Focusing on the Future of Planning Learning Spaces: An LSC Forum

1:30 p.m.- 4:30 p.m.

Sponsored by the Learning Spaces Collaboratory and The George Washington University

Through spring 2016, the LSC sponsored five regional roundtables exploring the future of planning learning spaces. These explorations were sparked by two current realities. First, the growing awareness of academics and architects across the country to evidence that attention to the physical environment for learning is a major step in achieving sustainable transformation of the undergraduate learning environment. Second, and equally important, that the changing context requires a more future-focused approach to planning learning spaces, one that embraces research on how learning happens, recognizes societal calls to action, signals the institutional vision of what it is to be.


Given those realities, roundtable participants began by examining questions driving the planning of current learning spaces (presented in architectural portfolios from participating architects). Through iterative discussions about questions, participants reached a consensus around issues and questions to shape the future of planning learning spaces.

This LSC forum at The George Washington University was an opportunity to engage a broader community of stakeholders in examining what we’ve learned and in exploring the future—considering contextual questions and issues from the roundtables.

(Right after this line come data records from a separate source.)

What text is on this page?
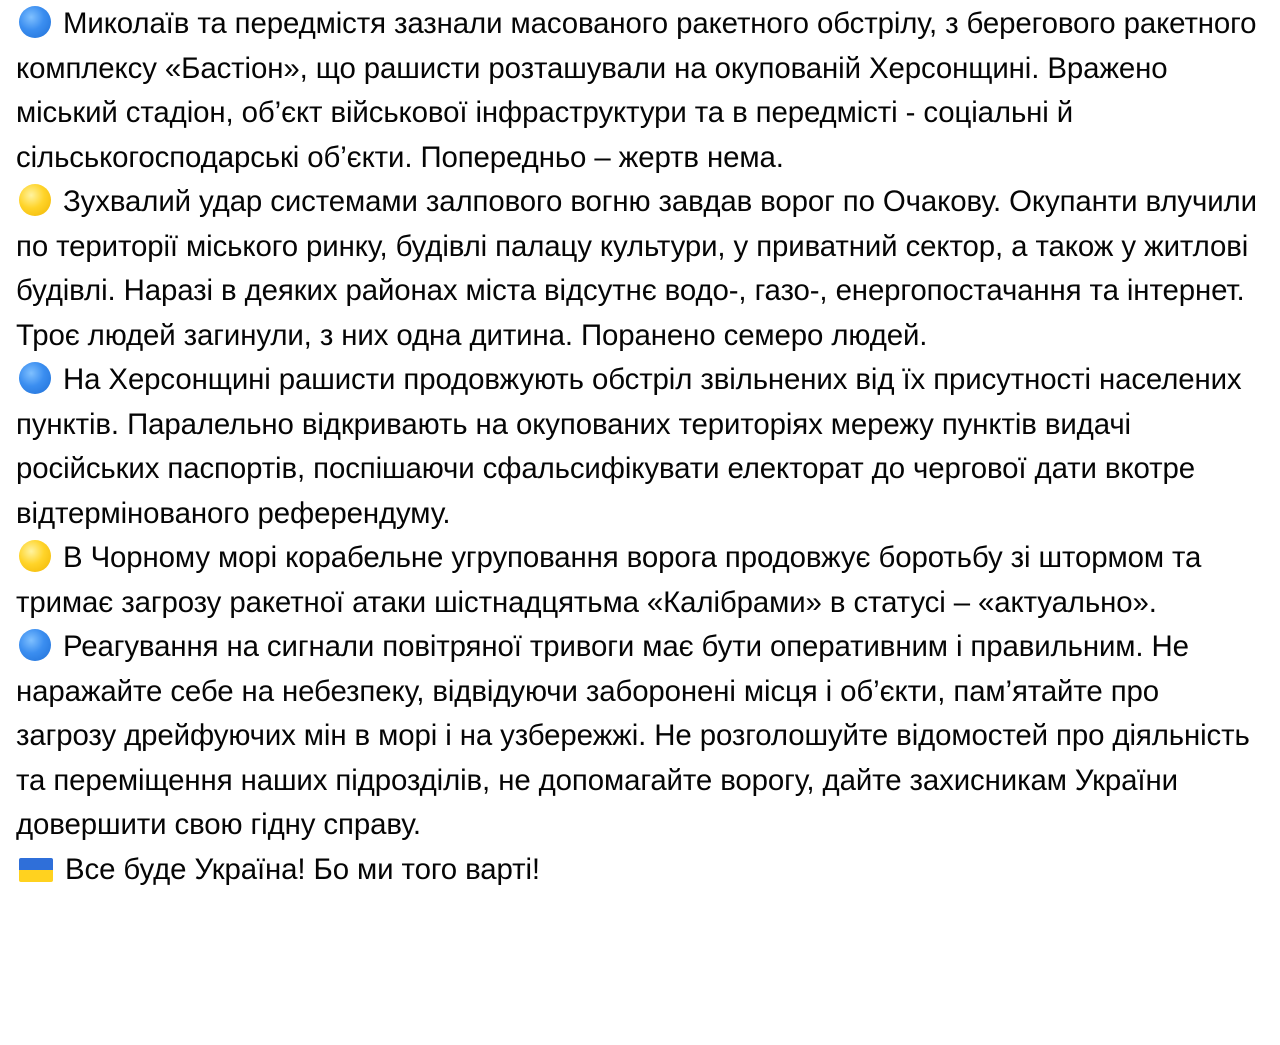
Миколаїв та передмістя зазнали масованого ракетного обстрілу, з берегового ракетного комплексу «Бастіон», що рашисти розташували на окупованій Херсонщині. Вражено міський стадіон, об’єкт військової інфраструктури та в передмісті - соціальні й сільськогосподарські об’єкти. Попередньо – жертв нема.

Зухвалий удар системами залпового вогню завдав ворог по Очакову. Окупанти влучили по території міського ринку, будівлі палацу культури, у приватний сектор, а також у житлові будівлі. Наразі в деяких районах міста відсутнє водо-, газо-, енергопостачання та інтернет. Троє людей загинули, з них одна дитина. Поранено семеро людей.

На Херсонщині рашисти продовжують обстріл звільнених від їх присутності населених пунктів. Паралельно відкривають на окупованих територіях мережу пунктів видачі російських паспортів, поспішаючи сфальсифікувати електорат до чергової дати вкотре відтермінованого референдуму.

В Чорному морі корабельне угруповання ворога продовжує боротьбу зі штормом та тримає загрозу ракетної атаки шістнадцятьма «Калібрами» в статусі – «актуально».

Реагування на сигнали повітряної тривоги має бути оперативним і правильним. Не наражайте себе на небезпеку, відвідуючи заборонені місця і об’єкти, пам’ятайте про загрозу дрейфуючих мін в морі і на узбережжі. Не розголошуйте відомостей про діяльність та переміщення наших підрозділів, не допомагайте ворогу, дайте захисникам України довершити свою гідну справу.

Все буде Україна! Бо ми того варті!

The forum is designed as an opportunity to share the roundtable experience—questions examined and explored, sharing stories from the field, making all voices heard in shaping the future of planning learning spaces—learning spaces of all types, formal and informal, serving all disciplinary communities.

Four key planning themes will be addressed, focusing: on the future; on planning; on learning; and on learning spaces. Roundtable participants and other national leaders will facilitate these discussions.

A resource book will be distributed prior to the forum. It will include summaries from the roundtables, materials from national reports about societal expectations of what undergraduates are to become, be prepared to do upon graduation.